My Commitment to Communicate with Candor
This was originally published on The Jaclynventures, my personal blog on the adventures of a first time founder.
What is your whole self?
As a first time founder, female, and in the business of small boobs, I realize the mountains I will have to climb on this journey will not be easy.
I came across Bozoma Saint John’s interview on becoming Uber’s new Chief Brand Officer (talk about a mountain to climb!) and was so inspired by her effortless fierceness. Her mantra: Bring your whole self to work.
Building a company requires bringing 100% of yourself, no more and no less, to the table every day. When I say ‘yourself’ I don’t mean your time or dedication, I mean all the parts, thoughts, emotions, and feelings that come with you being you.
We all took the Enneagram Test as part of Mergelane’s Conscious Leadership approach. I have the personality type of a Peacemaker, Enthusiast and Achiever (tied with all three). My home type is that of the Peacemaker, who when not at their best are characterized by a tendency to “hold back their own reactions and opinions to maintain peace with their loved ones”. I emphasize ‘when not at their best’ because the Enneagram System provides a methodology to determine when you’re operating not at your best, average, and at your best. High-functioning Peacemakers are hyper self-aware and independent, and as a leader create healthy environments for other people to thrive in.
I came to the realization that my approach to getting shit done and bulldozing forward all these years was to withhold emotions. I was showing up with less than 100% of myself. My view on emotions was that they got in the way of focusing on the ‘relevant stuff’, and that moving forward was more important to me than resolving conflict. I rationalized keeping emotions quiet because it allowed me to operate faster and easier.
Turns out I’ve been operating way below the line all this time.
I can do better. For myself, and for those I have relationships with. I want to break this pattern and see what I can unlock by bringing my whole self the table every day.
The motivation behind candor
Candor is a tricky value for me to navigate. I seesaw between wanting to express my truth and wanting to maintain peace with the other person. In my head, I cannot have both. The Enthusiast in me also believes that the decision itself isn’t important because I will be able to make lemonade with whatever is decided.

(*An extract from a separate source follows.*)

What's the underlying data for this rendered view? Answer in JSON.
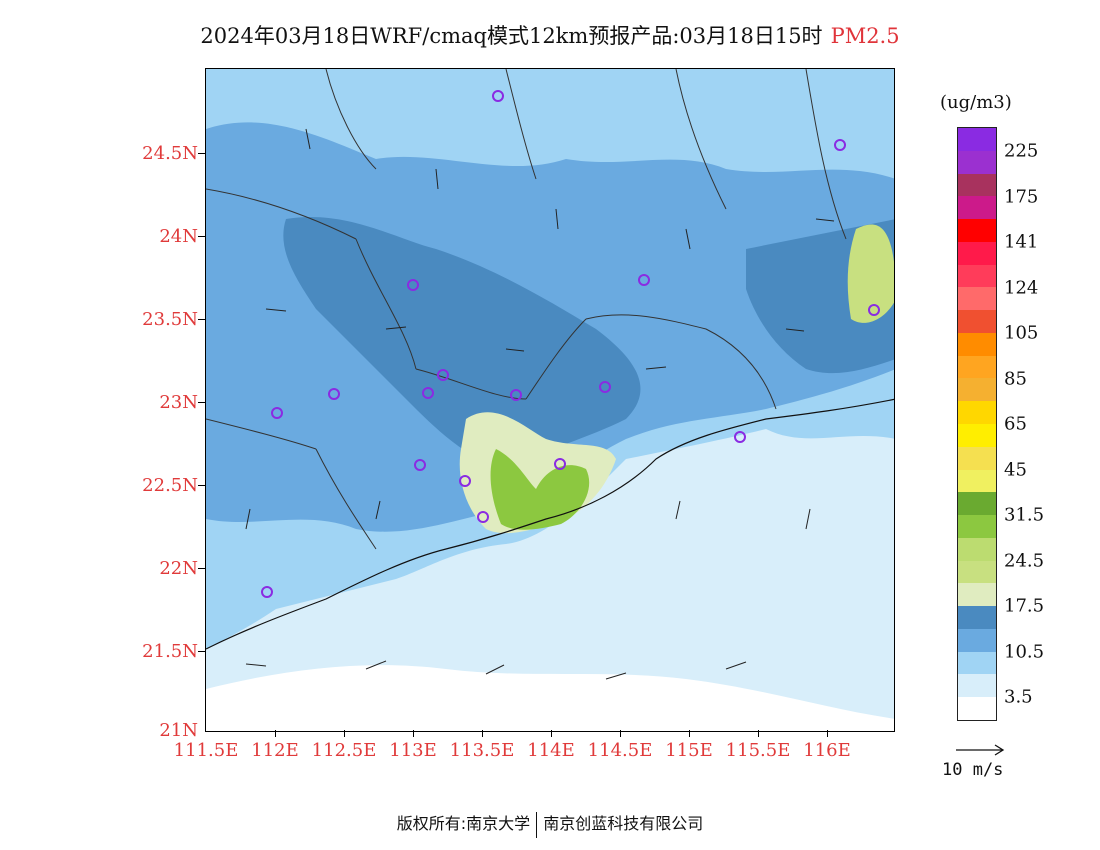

To me, candor creates unnecessary conflict. How many of us have stayed silent in meetings because we thought “Why bother?”.
After Leadership Camp, my view on candor completely changed.
If the motivation behind candor is connection, rather than judgment or drama, then you’re actually taking action to deepen the relationship with the other person. And by withholding your truth, you’re sabotaging the relationship by distancing yourself from the other person.
This realization freed me, and I hope it does for you too.
If you ever find yourself avoiding feedback or difficult conversations, I invite you to try this new perspective on and see if it changes the story for you.
Leadership Camp was an intense 2.5 days where everyone laid all their shit bare for everyone to see. As someone who avoids this on a daily basis, it was incredible to see people share raw, unfiltered emotions with a group of strangers (not so much strangers now!). I want it to be part of my life beyond the 2.5 days.
My commitment to those in my life: I will try harder to reveal. I will practice candor when it is out of love and respect for you and an intention to bring us closer. I take full responsibility for the conflicts that I created in the past (ironic right?!) because I didn’t tell you what I was feeling.
Conscious Leadership is scary and challenging. I likely will chicken out frequently..and I’m OK with that. Small steps up the mountain!